In some recent initiatives, the major telecommunication companies in Denmark have shifted away from price-competing towards promoting campaigns with service attributes included in the subscriptions. For instance, Telia recently promoted a new brand strategy as one of the most expensive campaigns to offer cellular services, TV streaming, and internet as package deals targeted at families [64]. Telenor has recently shifted its focus away from highly competitive price offers to differentiate itself from the market by providing reassuring services such as safe internet browsing and screen switching. The result has been a success, presenting the best annual results in ten years and the highest quarterly satisfaction in the company’s history of operating in Denmark [64,65,67]. Tenure appears to be an important feature for US telecommunication in all three datasets in terms of Tenure or MonthsinService but does not appear to be important for Danish telecommunication. However, the question in Fig. S1.1f shows that we grouped the tenure period in monthly intervals, which are listed as units in months for USA data.

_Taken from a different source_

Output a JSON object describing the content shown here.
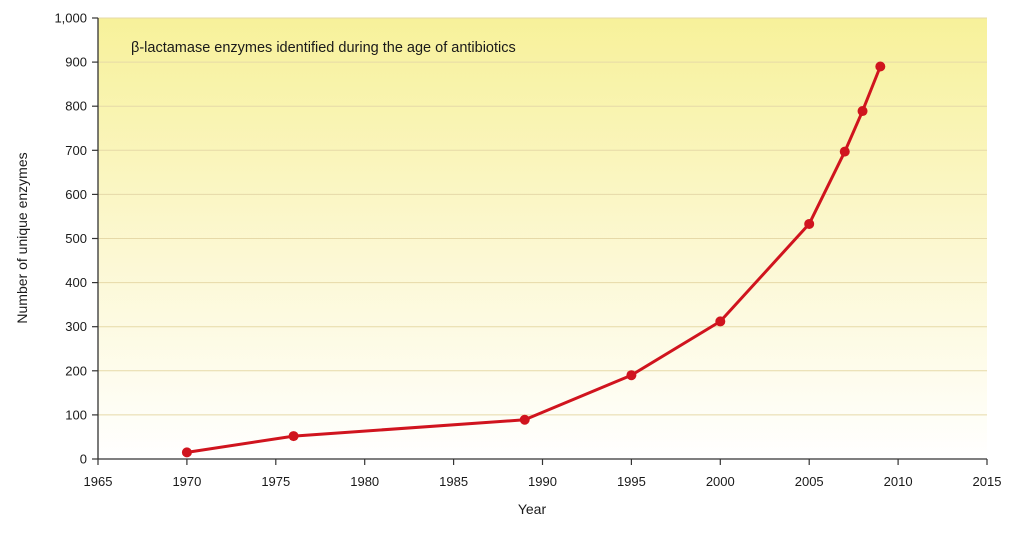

5 Conclusion and future research

The DTI is experiencing saturation, and new strategies in addition to competing on price are necessary. Churn analysis and customer retention strategies are key in the highly competitive industry to predict churners and initiate proactive activities to retain existing customers. Five MLAs were implemented, and the performance was evaluated based on five different measures. The best-performing algorithms identified important features affecting customer churn in the telecommunication industry in the USA and Denmark. The results suggest that the DTI should upgrade subscription plan offers to retain existing customers and focus on service quality, customer satisfaction, and network coverage. We found that age is an important factor influencing churn [68], although we restricted our focus to undergraduate/postgraduate students. In the future, heterogeneity needs to be considered.

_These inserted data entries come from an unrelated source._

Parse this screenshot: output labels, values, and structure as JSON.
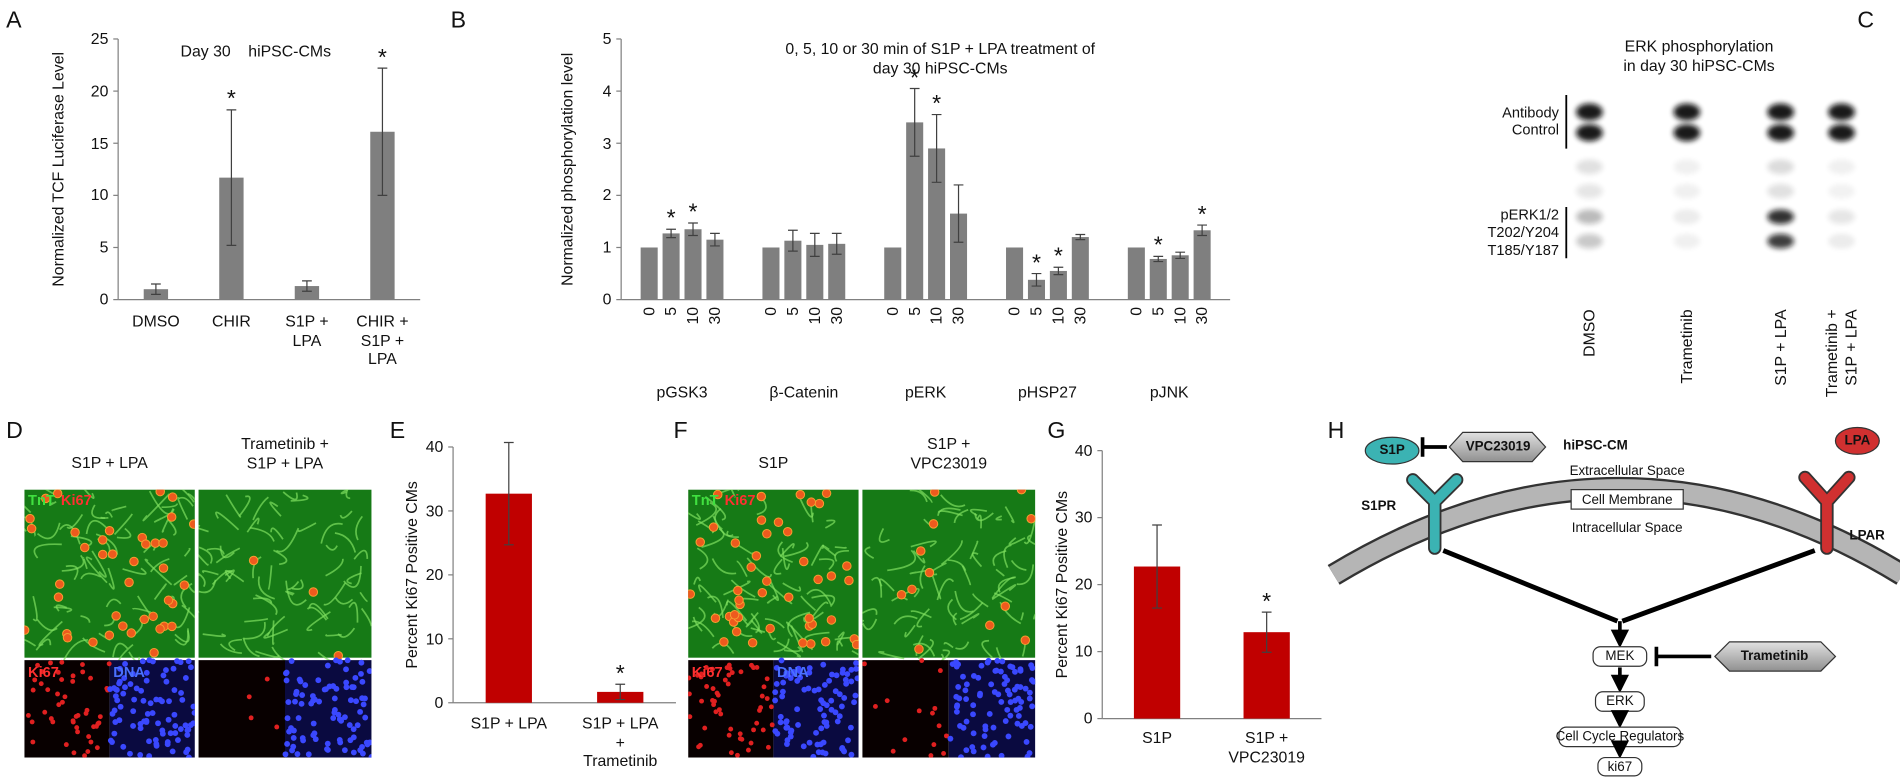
{
  "panel_letters": [
    "A",
    "B",
    "C",
    "D",
    "E",
    "F",
    "G",
    "H"
  ],
  "chart_data": [
    {
      "type": "bar",
      "title": "Day 30    hiPSC-CMs",
      "y_label": "Normalized TCF Luciferase Level",
      "categories": [
        "DMSO",
        "CHIR",
        "S1P +\nLPA",
        "CHIR +\nS1P +\nLPA"
      ],
      "values": [
        1.0,
        11.7,
        1.3,
        16.1
      ],
      "errors": [
        0.5,
        6.5,
        0.5,
        6.1
      ],
      "markers": [
        null,
        "*",
        null,
        "*"
      ],
      "color": "#7f7f7f",
      "ylim": [
        0,
        25
      ],
      "yticks": [
        0,
        5,
        10,
        15,
        20,
        25
      ]
    },
    {
      "type": "grouped_bar",
      "title": "0, 5, 10 or 30 min of S1P + LPA treatment of\nday 30 hiPSC-CMs",
      "y_label": "Normalized phosphorylation level",
      "bar_labels": [
        "0",
        "5",
        "10",
        "30"
      ],
      "groups": [
        {
          "name": "pGSK3",
          "values": [
            1.0,
            1.27,
            1.35,
            1.15
          ],
          "errors": [
            0,
            0.08,
            0.12,
            0.12
          ],
          "markers": [
            null,
            "*",
            "*",
            null
          ]
        },
        {
          "name": "β-Catenin",
          "values": [
            1.0,
            1.13,
            1.05,
            1.07
          ],
          "errors": [
            0,
            0.2,
            0.22,
            0.2
          ],
          "markers": [
            null,
            null,
            null,
            null
          ]
        },
        {
          "name": "pERK",
          "values": [
            1.0,
            3.4,
            2.9,
            1.65
          ],
          "errors": [
            0,
            0.65,
            0.65,
            0.55
          ],
          "markers": [
            null,
            "*",
            "*",
            null
          ]
        },
        {
          "name": "pHSP27",
          "values": [
            1.0,
            0.38,
            0.55,
            1.2
          ],
          "errors": [
            0,
            0.12,
            0.07,
            0.05
          ],
          "markers": [
            null,
            "*",
            "*",
            null
          ]
        },
        {
          "name": "pJNK",
          "values": [
            1.0,
            0.78,
            0.85,
            1.33
          ],
          "errors": [
            0,
            0.05,
            0.06,
            0.1
          ],
          "markers": [
            null,
            "*",
            null,
            "*"
          ]
        }
      ],
      "color": "#7f7f7f",
      "ylim": [
        0,
        5
      ],
      "yticks": [
        0,
        1,
        2,
        3,
        4,
        5
      ]
    },
    {
      "type": "bar",
      "y_label": "Percent Ki67 Positive CMs",
      "categories": [
        "S1P + LPA",
        "S1P + LPA\n+\nTrametinib"
      ],
      "values": [
        32.7,
        1.7
      ],
      "errors": [
        8.0,
        1.2
      ],
      "markers": [
        null,
        "*"
      ],
      "color": "#c00000",
      "ylim": [
        0,
        40
      ],
      "yticks": [
        0,
        10,
        20,
        30,
        40
      ]
    },
    {
      "type": "bar",
      "y_label": "Percent Ki67 Positive CMs",
      "categories": [
        "S1P",
        "S1P +\nVPC23019"
      ],
      "values": [
        22.7,
        12.9
      ],
      "errors": [
        6.2,
        3.0
      ],
      "markers": [
        null,
        "*"
      ],
      "color": "#c00000",
      "ylim": [
        0,
        40
      ],
      "yticks": [
        0,
        10,
        20,
        30,
        40
      ]
    }
  ],
  "blot": {
    "title": "ERK phosphorylation\nin day 30 hiPSC-CMs",
    "row_labels": [
      "Antibody\nControl",
      "pERK1/2\nT202/Y204\nT185/Y187"
    ],
    "lanes": [
      "DMSO",
      "Trametinib",
      "S1P + LPA",
      "Trametinib +\nS1P + LPA"
    ]
  },
  "micrographs": [
    {
      "columns": [
        "S1P + LPA",
        "Trametinib +\nS1P + LPA"
      ],
      "stains": [
        "TnT",
        "Ki67",
        "Ki67",
        "DNA"
      ]
    },
    {
      "columns": [
        "S1P",
        "S1P +\nVPC23019"
      ],
      "stains": [
        "TnT",
        "Ki67",
        "Ki67",
        "DNA"
      ]
    }
  ],
  "diagram": {
    "cell": "hiPSC-CM",
    "extracellular": "Extracellular Space",
    "membrane": "Cell Membrane",
    "intracellular": "Intracellular Space",
    "ligands": [
      "S1P",
      "LPA"
    ],
    "receptors": [
      "S1PR",
      "LPAR"
    ],
    "inhibitors": [
      "VPC23019",
      "Trametinib"
    ],
    "pathway": [
      "MEK",
      "ERK",
      "Cell Cycle Regulators",
      "ki67"
    ]
  }
}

Theories of customer churn in the telecommunication industry are most often ingrained in the USA. However, the key factors affecting consumers might differ if investigated in a wider range of cultural and socioeconomic contexts. Therefore, to supplement recent efforts to develop more localized consumer culture and retention theory [69], we conduct churn analysis between two regions to explore more macro perspectives. The contribution has the potential to formulate conceptual dialogues for the telecommunication industry in the Nordic region, which is somehow aligned with the USA’s format but not utterly. We demonstrate new features that can be put on the springboard for strategy refinement. As we projected, a limitation of our survey is that we do not have evidence about the characteristics of the retention offers to Danish consumers and do not know whether targeted consumers accept them. The number of respondents for the AAU dataset represents the opinions of a particular age group, which might fail to provide an overview of the whole population. The number of respondents is also limited. There might be additional features, such as the effect of social networking and profitability, which can be included. The dataset also lacks call-detail records (CDRs) (such as the duration of calls or the frequency of communication between two customers). In future research, social network analytics may provide the opportunity to understand customer behaviour and further enhance churn prediction accuracy. One of the central challenges is accurately defining the social network based on available relational data, e.g., CDRs. Additionally, processing such large amounts of data from CDRs can be a difficult and time-consuming task as it often contains millions of records and requires considerable preprocessing before being able to utilise for analysis [34]. From the theoretical point of view, the static measure we used could be complemented by dynamic analysis, anticipating the possibility of proposing retention offers afterwards. However, the key features that discriminate telecommunication customers in two geographical regions can be considered a starting point for future evaluation and supplement churn prediction theory from a global perspective.